Anonymous wrote:Legally, all public schools in the country are required to follow the 504 or IEP requirements. The reality is a very different story. If your home school has the capacity and resources to make the accommodations or provide special education services then they will. If they don't have the resources, which many do not, they will ignore it or only accommodate it partially. MCPS is a very large system. Some principals and special educators will bend over backward to do the most with what they can and meet the requirements. Other principals and special educators do not uphold the law either because staff is burnt out, some don't understand the law and take a perspective that a 504 or IEP is about just getting by, and others lack the organization to manage these.
At the next level up, the situation changes. MCPS has a very bad reputation in being hostile toward any appeals by special ed parents. If you have enough money to pay for your own lawyer or educational advocate and you are educated enough to know the law then you will be OK. If you have limited means then you will have a much harder time ensuring that your child's accommodations are met.

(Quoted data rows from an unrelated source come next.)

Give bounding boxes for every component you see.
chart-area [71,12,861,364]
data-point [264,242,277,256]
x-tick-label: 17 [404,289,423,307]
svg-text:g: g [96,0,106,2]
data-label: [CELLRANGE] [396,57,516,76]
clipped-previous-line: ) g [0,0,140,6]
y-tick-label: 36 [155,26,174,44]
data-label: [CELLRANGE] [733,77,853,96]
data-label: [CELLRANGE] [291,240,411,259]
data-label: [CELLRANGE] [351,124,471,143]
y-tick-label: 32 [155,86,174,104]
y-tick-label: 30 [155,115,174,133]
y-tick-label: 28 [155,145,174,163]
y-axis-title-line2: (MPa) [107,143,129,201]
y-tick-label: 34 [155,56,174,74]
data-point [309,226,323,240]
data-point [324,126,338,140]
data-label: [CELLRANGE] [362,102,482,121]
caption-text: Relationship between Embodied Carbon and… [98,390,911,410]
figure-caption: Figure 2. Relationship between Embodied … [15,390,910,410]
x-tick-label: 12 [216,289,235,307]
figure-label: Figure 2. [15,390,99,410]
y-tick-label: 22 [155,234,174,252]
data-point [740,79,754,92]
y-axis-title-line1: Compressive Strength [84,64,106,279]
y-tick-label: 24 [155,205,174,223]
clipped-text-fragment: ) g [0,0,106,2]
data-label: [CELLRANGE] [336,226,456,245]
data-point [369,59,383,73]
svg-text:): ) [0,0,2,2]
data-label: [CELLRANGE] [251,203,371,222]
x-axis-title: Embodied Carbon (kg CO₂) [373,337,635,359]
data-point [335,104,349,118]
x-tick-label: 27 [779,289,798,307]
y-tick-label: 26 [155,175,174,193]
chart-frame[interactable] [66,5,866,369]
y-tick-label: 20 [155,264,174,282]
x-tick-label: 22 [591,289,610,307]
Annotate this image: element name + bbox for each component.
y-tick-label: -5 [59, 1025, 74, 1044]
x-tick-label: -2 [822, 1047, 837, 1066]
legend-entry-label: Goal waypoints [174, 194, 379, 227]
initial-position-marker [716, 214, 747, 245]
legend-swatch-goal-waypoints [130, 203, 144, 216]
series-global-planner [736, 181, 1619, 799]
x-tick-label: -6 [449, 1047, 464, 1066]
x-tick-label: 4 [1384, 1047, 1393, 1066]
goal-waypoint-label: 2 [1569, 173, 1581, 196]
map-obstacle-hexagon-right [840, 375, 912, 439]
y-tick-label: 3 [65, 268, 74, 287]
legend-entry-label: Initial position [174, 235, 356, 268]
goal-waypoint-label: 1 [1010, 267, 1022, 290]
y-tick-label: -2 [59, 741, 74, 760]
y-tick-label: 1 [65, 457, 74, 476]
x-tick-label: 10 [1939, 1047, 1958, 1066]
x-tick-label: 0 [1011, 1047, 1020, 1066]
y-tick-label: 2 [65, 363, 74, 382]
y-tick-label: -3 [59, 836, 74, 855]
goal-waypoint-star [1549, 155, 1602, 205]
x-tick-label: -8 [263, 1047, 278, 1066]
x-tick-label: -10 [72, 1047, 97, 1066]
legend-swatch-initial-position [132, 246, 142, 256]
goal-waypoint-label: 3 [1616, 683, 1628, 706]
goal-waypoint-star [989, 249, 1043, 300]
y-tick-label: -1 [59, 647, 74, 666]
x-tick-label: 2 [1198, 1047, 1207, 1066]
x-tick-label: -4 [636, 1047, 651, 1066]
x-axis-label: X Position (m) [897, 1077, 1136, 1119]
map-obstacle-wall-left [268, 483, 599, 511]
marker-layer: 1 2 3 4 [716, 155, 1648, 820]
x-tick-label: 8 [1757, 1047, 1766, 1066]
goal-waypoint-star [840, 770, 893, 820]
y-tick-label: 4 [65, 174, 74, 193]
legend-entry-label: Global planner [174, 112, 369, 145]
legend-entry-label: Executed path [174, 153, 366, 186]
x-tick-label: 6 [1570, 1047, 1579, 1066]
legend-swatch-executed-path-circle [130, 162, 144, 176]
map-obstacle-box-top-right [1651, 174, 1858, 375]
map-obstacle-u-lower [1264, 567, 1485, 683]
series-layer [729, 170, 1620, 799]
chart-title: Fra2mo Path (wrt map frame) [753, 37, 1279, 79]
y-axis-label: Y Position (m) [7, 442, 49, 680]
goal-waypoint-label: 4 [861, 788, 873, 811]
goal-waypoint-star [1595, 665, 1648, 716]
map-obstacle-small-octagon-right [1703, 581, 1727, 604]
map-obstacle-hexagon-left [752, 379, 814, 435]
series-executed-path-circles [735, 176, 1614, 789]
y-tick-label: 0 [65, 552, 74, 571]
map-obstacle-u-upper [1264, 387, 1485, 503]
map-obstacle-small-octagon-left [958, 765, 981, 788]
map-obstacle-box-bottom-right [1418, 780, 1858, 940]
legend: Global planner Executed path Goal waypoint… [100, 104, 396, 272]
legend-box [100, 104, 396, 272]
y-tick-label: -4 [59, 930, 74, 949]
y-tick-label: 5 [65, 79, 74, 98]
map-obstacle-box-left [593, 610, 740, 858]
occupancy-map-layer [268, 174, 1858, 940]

You are jumping into the appeal process for Special Ed parents when OP is asking for basic information about what schools are appropriate for her child. You have a lot of wonderful information to share but can you see how overwhelming this amount of information is?
OP, as a parent of a child with physical disabilities (child with cerebral palsy who is bright), I can say that MoCo does a very good job of accommodating the orthopedically handicapped. Schools and programs become trickier as the child gets older. But kindergarten and elementary schools have strong programs.
I would avoid DC. It has a terrible reputation.
Montgomery County and Northern Virginia are going to be equal.